When Claire Mazur and Erica Cerulo, the duo behind the popular podcast A Thing or Two, did an episode about the ways they used the Notes app, they were shocked by the intensity of the listeners’ responses. Many who wrote in were eager to share the personal ways that they used Notes, from listing baby names that they loved to keeping a “shame log” as a reminder to treat themselves a little more kindly. “Your notes are not public-facing or performative,” Mazur says in a Zoom interview. “You’re being your most authentic self, as opposed to performing what someone wants to see from you.”

Cerulo says that our Notes apps put us directly in touch with our most intimate selves. “’It’s like what one of our commenters said, ‘Forget my search history. When I die, my BFF needs to delete my Notes app.’”

Unlike a photo app expressly devoted to digital memories, my Notes have never triggered what is termed “the miscarriage problem”—the internet’s tendency to ping you with painful, unprompted reminders of traumatic events in your life. I am never made sad by what I see when I go through my notes, or when I ask to see someone else’s. Notes are not polished memories, set in stone. They’re hasty, messy, and generally unhinged. They can even be lyrical; as my colleague Lauren Goode notes (ha ha), “Who among us has not jotted down a random thought on the go and thought, ‘My God, I am a poet.’” (For the record, I have never thought this.)

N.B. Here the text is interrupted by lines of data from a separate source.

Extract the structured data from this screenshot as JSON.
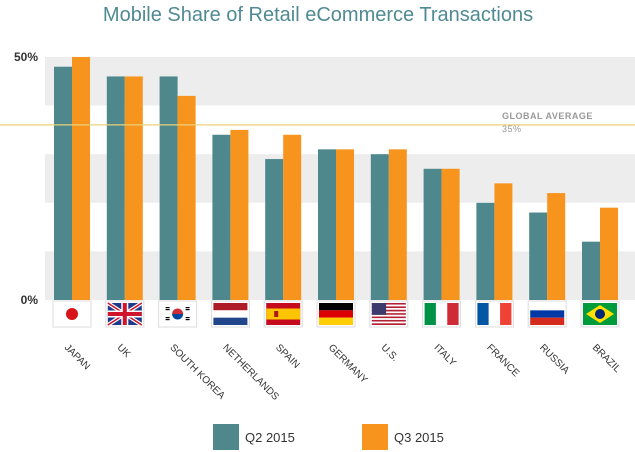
{
  "chart_data": {
    "type": "bar",
    "title": "Mobile Share of Retail eCommerce Transactions",
    "categories": [
      "JAPAN",
      "UK",
      "SOUTH KOREA",
      "NETHERLANDS",
      "SPAIN",
      "GERMANY",
      "U.S.",
      "ITALY",
      "FRANCE",
      "RUSSIA",
      "BRAZIL"
    ],
    "series": [
      {
        "name": "Q2 2015",
        "color": "#4e878c",
        "values": [
          48,
          46,
          46,
          34,
          29,
          31,
          30,
          27,
          20,
          18,
          12
        ]
      },
      {
        "name": "Q3 2015",
        "color": "#f7941d",
        "values": [
          50,
          46,
          42,
          35,
          34,
          31,
          31,
          27,
          24,
          22,
          19
        ]
      }
    ],
    "ylim": [
      0,
      50
    ],
    "yticks": [
      {
        "value": 50,
        "label": "50%"
      },
      {
        "value": 0,
        "label": "0%"
      }
    ],
    "grid": "alternating bands",
    "reference_line": {
      "value": 35,
      "label": "GLOBAL AVERAGE",
      "value_label": "35%",
      "color": "#e8d27a"
    },
    "legend": "bottom",
    "flags": [
      "japan-flag-icon",
      "uk-flag-icon",
      "south-korea-flag-icon",
      "netherlands-flag-icon",
      "spain-flag-icon",
      "germany-flag-icon",
      "us-flag-icon",
      "italy-flag-icon",
      "france-flag-icon",
      "russia-flag-icon",
      "brazil-flag-icon"
    ]
  }
}
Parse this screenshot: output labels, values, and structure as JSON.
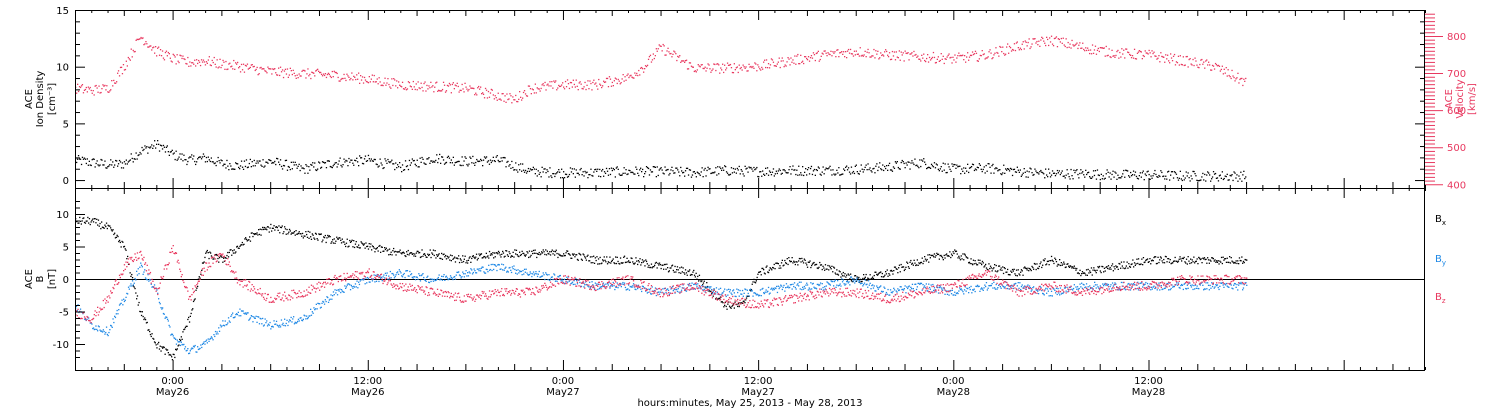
{
  "figure": {
    "xlabel": "hours:minutes, May 25, 2013 - May 28, 2013",
    "x_ticks": [
      {
        "time": "0:00",
        "date": "May26",
        "hours": 0
      },
      {
        "time": "12:00",
        "date": "May26",
        "hours": 12
      },
      {
        "time": "0:00",
        "date": "May27",
        "hours": 24
      },
      {
        "time": "12:00",
        "date": "May27",
        "hours": 36
      },
      {
        "time": "0:00",
        "date": "May28",
        "hours": 48
      },
      {
        "time": "12:00",
        "date": "May28",
        "hours": 60
      }
    ],
    "colors": {
      "black": "#000000",
      "pink": "#e8385f",
      "blue": "#1e88e5"
    }
  },
  "chart_data": [
    {
      "type": "scatter",
      "panel": "top",
      "x_units": "hours relative to May 26 0:00 UT",
      "xlim": [
        -6,
        77
      ],
      "left_axis": {
        "label_lines": [
          "ACE",
          "Ion Density",
          "[cm⁻³]"
        ],
        "ylim": [
          -0.7,
          15
        ],
        "ticks": [
          "0",
          "5",
          "10",
          "15"
        ]
      },
      "right_axis": {
        "label_lines": [
          "ACE",
          "Velocity",
          "[km/s]"
        ],
        "ylim": [
          390,
          870
        ],
        "ticks": [
          "400",
          "500",
          "600",
          "700",
          "800"
        ],
        "color": "#e8385f"
      },
      "series": [
        {
          "axis": "left",
          "color": "#000000",
          "x": [
            -6,
            -5,
            -4,
            -3,
            -2,
            -1,
            0,
            1,
            2,
            3,
            4,
            6,
            8,
            10,
            12,
            14,
            16,
            18,
            20,
            22,
            24,
            26,
            28,
            30,
            32,
            34,
            36,
            38,
            40,
            42,
            44,
            46,
            48,
            50,
            52,
            54,
            56,
            58,
            60,
            62,
            64,
            66
          ],
          "y": [
            1.8,
            1.6,
            1.4,
            1.5,
            2.6,
            3.2,
            2.3,
            1.8,
            2.0,
            1.5,
            1.3,
            1.7,
            1.0,
            1.6,
            1.8,
            1.2,
            2.0,
            1.7,
            1.8,
            0.8,
            0.7,
            0.7,
            0.8,
            0.8,
            0.7,
            0.9,
            0.8,
            0.9,
            0.9,
            1.0,
            1.2,
            1.6,
            1.0,
            1.1,
            0.8,
            0.6,
            0.6,
            0.5,
            0.5,
            0.4,
            0.4,
            0.4
          ]
        },
        {
          "axis": "right",
          "color": "#e8385f",
          "x": [
            -6,
            -5,
            -4,
            -3,
            -2,
            -1,
            0,
            1,
            2,
            3,
            4,
            6,
            8,
            10,
            12,
            14,
            16,
            18,
            20,
            21,
            22,
            24,
            26,
            28,
            29,
            30,
            32,
            34,
            36,
            38,
            40,
            42,
            44,
            46,
            48,
            50,
            52,
            54,
            56,
            58,
            60,
            62,
            64,
            66
          ],
          "y": [
            660,
            655,
            660,
            720,
            800,
            760,
            740,
            730,
            735,
            725,
            720,
            705,
            700,
            695,
            685,
            670,
            665,
            660,
            640,
            630,
            660,
            670,
            670,
            690,
            720,
            770,
            715,
            715,
            720,
            735,
            750,
            760,
            750,
            745,
            740,
            750,
            775,
            790,
            770,
            755,
            750,
            735,
            720,
            675
          ]
        }
      ]
    },
    {
      "type": "scatter",
      "panel": "bottom",
      "x_units": "hours relative to May 26 0:00 UT",
      "xlim": [
        -6,
        77
      ],
      "left_axis": {
        "label_lines": [
          "ACE",
          "B",
          "[nT]"
        ],
        "ylim": [
          -14,
          14
        ],
        "ticks": [
          "-10",
          "-5",
          "0",
          "5",
          "10"
        ]
      },
      "zero_line": true,
      "legend_placement": "right",
      "series": [
        {
          "name": "Bx",
          "color": "#000000",
          "x": [
            -6,
            -5,
            -4,
            -3,
            -2,
            -1,
            0,
            1,
            2,
            3,
            4,
            5,
            6,
            8,
            10,
            12,
            14,
            16,
            18,
            20,
            22,
            24,
            26,
            28,
            30,
            32,
            34,
            35,
            36,
            38,
            40,
            42,
            44,
            46,
            48,
            50,
            52,
            54,
            56,
            58,
            60,
            62,
            64,
            66
          ],
          "y": [
            9,
            9,
            8,
            5,
            -5,
            -10,
            -12,
            -6,
            4,
            3,
            5,
            7,
            8,
            7,
            6,
            5,
            4,
            4,
            3,
            4,
            4,
            4,
            3,
            3,
            2,
            1,
            -4,
            -4,
            1,
            3,
            2,
            0,
            1,
            3,
            4,
            2,
            1,
            3,
            1,
            2,
            3,
            3,
            3,
            3
          ]
        },
        {
          "name": "By",
          "color": "#1e88e5",
          "x": [
            -6,
            -5,
            -4,
            -3,
            -2,
            -1,
            0,
            1,
            2,
            3,
            4,
            6,
            8,
            10,
            12,
            14,
            16,
            18,
            20,
            22,
            24,
            26,
            28,
            30,
            32,
            34,
            36,
            38,
            40,
            42,
            44,
            46,
            48,
            50,
            52,
            54,
            56,
            58,
            60,
            62,
            64,
            66
          ],
          "y": [
            -4,
            -7,
            -8,
            -3,
            2,
            -2,
            -9,
            -11,
            -10,
            -7,
            -5,
            -7,
            -6,
            -2,
            0,
            1,
            0,
            1,
            2,
            1,
            0,
            -1,
            -1,
            -2,
            -1,
            -2,
            -2,
            -1,
            -1,
            0,
            -2,
            -1,
            -2,
            -1,
            -1,
            -2,
            -1,
            -1,
            -1,
            -1,
            -1,
            -1
          ]
        },
        {
          "name": "Bz",
          "color": "#e8385f",
          "x": [
            -6,
            -5,
            -4,
            -3,
            -2,
            -1,
            0,
            1,
            2,
            3,
            4,
            6,
            8,
            10,
            12,
            14,
            16,
            18,
            20,
            22,
            24,
            26,
            28,
            30,
            32,
            34,
            36,
            38,
            40,
            42,
            44,
            46,
            48,
            50,
            52,
            54,
            56,
            58,
            60,
            62,
            64,
            66
          ],
          "y": [
            -5,
            -6,
            -3,
            2,
            4,
            -2,
            5,
            -3,
            2,
            4,
            0,
            -3,
            -2,
            0,
            1,
            -1,
            -2,
            -3,
            -2,
            -2,
            0,
            -1,
            0,
            -2,
            -1,
            -3,
            -4,
            -3,
            -2,
            -2,
            -3,
            -2,
            -1,
            1,
            -2,
            -1,
            -2,
            -1,
            -1,
            0,
            0,
            0
          ]
        }
      ]
    }
  ]
}
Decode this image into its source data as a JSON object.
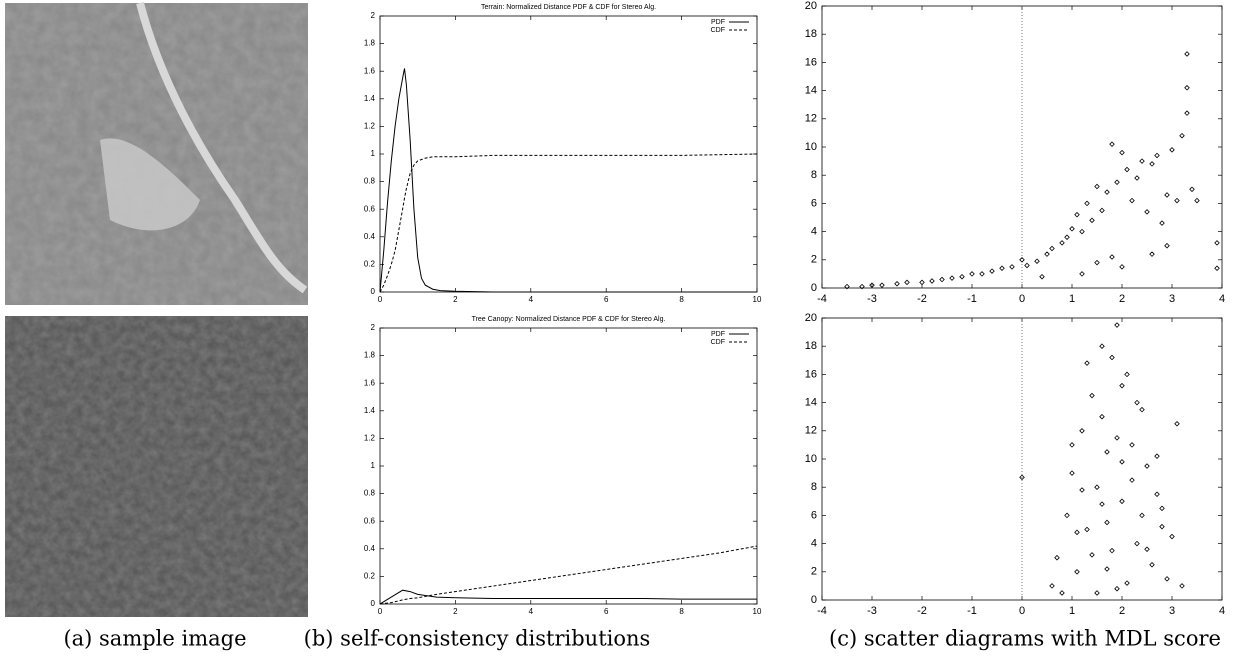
{
  "captions": [
    "(a) sample image",
    "(b) self-consistency distributions",
    "(c) scatter diagrams with MDL score"
  ],
  "chart_data": [
    {
      "type": "line",
      "title": "Terrain: Normalized Distance PDF & CDF for Stereo Alg.",
      "x": [
        0,
        0.1,
        0.2,
        0.3,
        0.4,
        0.5,
        0.6,
        0.65,
        0.7,
        0.8,
        0.9,
        1.0,
        1.1,
        1.2,
        1.4,
        1.6,
        2,
        3,
        4,
        6,
        8,
        10
      ],
      "series": [
        {
          "name": "PDF",
          "color": "#000000",
          "dash": "solid",
          "values": [
            0,
            0.3,
            0.65,
            0.95,
            1.2,
            1.4,
            1.55,
            1.62,
            1.5,
            1.1,
            0.6,
            0.25,
            0.1,
            0.05,
            0.02,
            0.01,
            0.005,
            0,
            0,
            0,
            0,
            0
          ]
        },
        {
          "name": "CDF",
          "color": "#000000",
          "dash": "dashed",
          "values": [
            0,
            0.05,
            0.12,
            0.2,
            0.3,
            0.45,
            0.6,
            0.68,
            0.75,
            0.86,
            0.92,
            0.95,
            0.96,
            0.97,
            0.98,
            0.98,
            0.98,
            0.99,
            0.99,
            0.99,
            0.99,
            1.0
          ]
        }
      ],
      "xlim": [
        0,
        10
      ],
      "ylim": [
        0,
        2
      ],
      "xticks": [
        0,
        2,
        4,
        6,
        8,
        10
      ],
      "yticks": [
        0,
        0.2,
        0.4,
        0.6,
        0.8,
        1,
        1.2,
        1.4,
        1.6,
        1.8,
        2
      ],
      "legend": "upper-right"
    },
    {
      "type": "line",
      "title": "Tree Canopy: Normalized Distance PDF & CDF for Stereo Alg.",
      "x": [
        0,
        0.3,
        0.6,
        0.8,
        1,
        1.5,
        2,
        3,
        4,
        5,
        6,
        7,
        8,
        9,
        10
      ],
      "series": [
        {
          "name": "PDF",
          "color": "#000000",
          "dash": "solid",
          "values": [
            0,
            0.05,
            0.1,
            0.09,
            0.07,
            0.05,
            0.045,
            0.04,
            0.04,
            0.04,
            0.04,
            0.04,
            0.035,
            0.035,
            0.035
          ]
        },
        {
          "name": "CDF",
          "color": "#000000",
          "dash": "dashed",
          "values": [
            0,
            0.01,
            0.03,
            0.04,
            0.045,
            0.07,
            0.09,
            0.13,
            0.17,
            0.21,
            0.25,
            0.29,
            0.33,
            0.37,
            0.42
          ]
        }
      ],
      "xlim": [
        0,
        10
      ],
      "ylim": [
        0,
        2
      ],
      "xticks": [
        0,
        2,
        4,
        6,
        8,
        10
      ],
      "yticks": [
        0,
        0.2,
        0.4,
        0.6,
        0.8,
        1,
        1.2,
        1.4,
        1.6,
        1.8,
        2
      ],
      "legend": "upper-right"
    },
    {
      "type": "scatter",
      "color": "#000000",
      "zero_line": true,
      "x": [
        -3.5,
        -3.2,
        -3,
        -2.8,
        -2.5,
        -2.3,
        -2,
        -1.8,
        -1.6,
        -1.4,
        -1.2,
        -1,
        -0.8,
        -0.6,
        -0.4,
        -0.2,
        0,
        0.1,
        0.3,
        0.5,
        0.6,
        0.8,
        0.9,
        1,
        1.1,
        1.2,
        1.3,
        1.4,
        1.5,
        1.6,
        1.7,
        1.8,
        1.9,
        2,
        2.1,
        2.2,
        2.3,
        2.4,
        2.5,
        2.6,
        2.7,
        2.8,
        2.9,
        3,
        3.1,
        3.2,
        3.3,
        3.3,
        3.3,
        3.4,
        3.5,
        3.9,
        3.9,
        1.8,
        2.0,
        1.5,
        1.2,
        2.6,
        2.9,
        0.4
      ],
      "y": [
        0.1,
        0.1,
        0.2,
        0.2,
        0.3,
        0.4,
        0.4,
        0.5,
        0.6,
        0.7,
        0.8,
        1.0,
        1.0,
        1.2,
        1.4,
        1.5,
        2.0,
        1.6,
        1.9,
        2.4,
        2.8,
        3.2,
        3.6,
        4.2,
        5.2,
        4.0,
        6.0,
        4.8,
        7.2,
        5.5,
        6.8,
        10.2,
        7.5,
        9.6,
        8.4,
        6.2,
        7.8,
        9.0,
        5.4,
        8.8,
        9.4,
        4.6,
        6.6,
        9.8,
        6.2,
        10.8,
        16.6,
        14.2,
        12.4,
        7.0,
        6.2,
        3.2,
        1.4,
        2.2,
        1.5,
        1.8,
        1.0,
        2.4,
        3.0,
        0.8
      ],
      "xlim": [
        -4,
        4
      ],
      "ylim": [
        0,
        20
      ],
      "xticks": [
        -4,
        -3,
        -2,
        -1,
        0,
        1,
        2,
        3,
        4
      ],
      "yticks": [
        0,
        2,
        4,
        6,
        8,
        10,
        12,
        14,
        16,
        18,
        20
      ]
    },
    {
      "type": "scatter",
      "color": "#000000",
      "zero_line": true,
      "x": [
        0,
        0.6,
        0.7,
        0.8,
        0.9,
        1.0,
        1.1,
        1.2,
        1.3,
        1.4,
        1.5,
        1.6,
        1.7,
        1.8,
        1.9,
        2.0,
        2.1,
        2.2,
        2.3,
        2.4,
        2.5,
        2.6,
        2.7,
        2.8,
        2.9,
        3.0,
        3.1,
        3.2,
        1.5,
        1.7,
        1.9,
        2.1,
        1.3,
        1.6,
        1.8,
        2.0,
        2.2,
        1.4,
        1.9,
        2.4,
        1.0,
        2.7,
        1.2,
        2.5,
        1.7,
        2.0,
        1.6,
        2.3,
        1.1,
        2.8
      ],
      "y": [
        8.7,
        1.0,
        3.0,
        0.5,
        6.0,
        9.0,
        2.0,
        12.0,
        5.0,
        14.5,
        8.0,
        18.0,
        10.5,
        3.5,
        19.5,
        7.0,
        16.0,
        11.0,
        4.0,
        13.5,
        9.5,
        2.5,
        7.5,
        6.5,
        1.5,
        4.5,
        12.5,
        1.0,
        0.5,
        5.5,
        11.5,
        1.2,
        16.8,
        13.0,
        17.2,
        15.2,
        8.5,
        3.2,
        0.8,
        6.0,
        11.0,
        10.2,
        7.8,
        3.6,
        2.2,
        9.8,
        6.8,
        14.0,
        4.8,
        5.2
      ],
      "xlim": [
        -4,
        4
      ],
      "ylim": [
        0,
        20
      ],
      "xticks": [
        -4,
        -3,
        -2,
        -1,
        0,
        1,
        2,
        3,
        4
      ],
      "yticks": [
        0,
        2,
        4,
        6,
        8,
        10,
        12,
        14,
        16,
        18,
        20
      ]
    }
  ]
}
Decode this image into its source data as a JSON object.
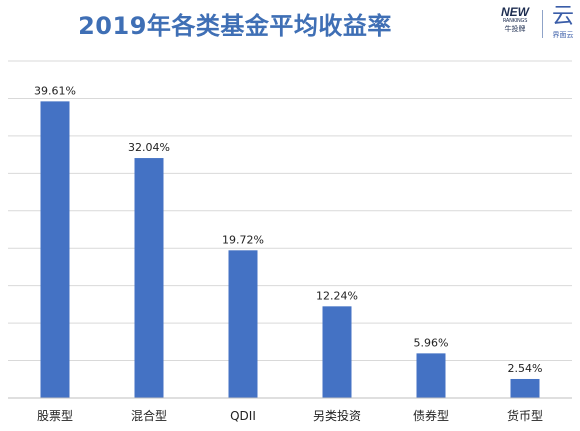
{
  "header": {
    "title": "2019年各类基金平均收益率"
  },
  "logo": {
    "brand_word": "NEW",
    "brand_sub": "RANKINGS",
    "brand_cn": "牛投牌",
    "yun_glyph": "云",
    "yun_cn": "界面云"
  },
  "colors": {
    "bar": "#4472c4",
    "title": "#3f6fb5",
    "grid": "#d9d9d9"
  },
  "chart_data": {
    "type": "bar",
    "title": "2019年各类基金平均收益率",
    "categories": [
      "股票型",
      "混合型",
      "QDII",
      "另类投资",
      "债券型",
      "货币型"
    ],
    "values": [
      39.61,
      32.04,
      19.72,
      12.24,
      5.96,
      2.54
    ],
    "data_labels": [
      "39.61%",
      "32.04%",
      "19.72%",
      "12.24%",
      "5.96%",
      "2.54%"
    ],
    "xlabel": "",
    "ylabel": "",
    "ylim": [
      0,
      45
    ],
    "gridlines": true,
    "y_axis_labels_shown": false,
    "legend": "none"
  }
}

Especially if you’re a writer like me, it’s tempting to create and adhere to the story of your life. Here is where you started, here is where you made mistakes, here is where you won, and here is where you made that decision you can never take back. Contrasted with all the oppressive, maybe harmful, apps that you may have on your phone, the Notes app serves as a playful reminder that we’re all just works in progress.

This is how we should want to be remembered 50,000 years hence. Not as the composed and probably artificial facades that we present at work or on our holiday cards, but messy and whole. Here we were, loving preposterous baby names or singing the worst songs out loud in public. Here we tried to remember what mattered to the people we loved, what socks they wanted, and what their favorite pizzeria order is. Life isn’t perfect, but it’s pretty good, and we’re writing it all down.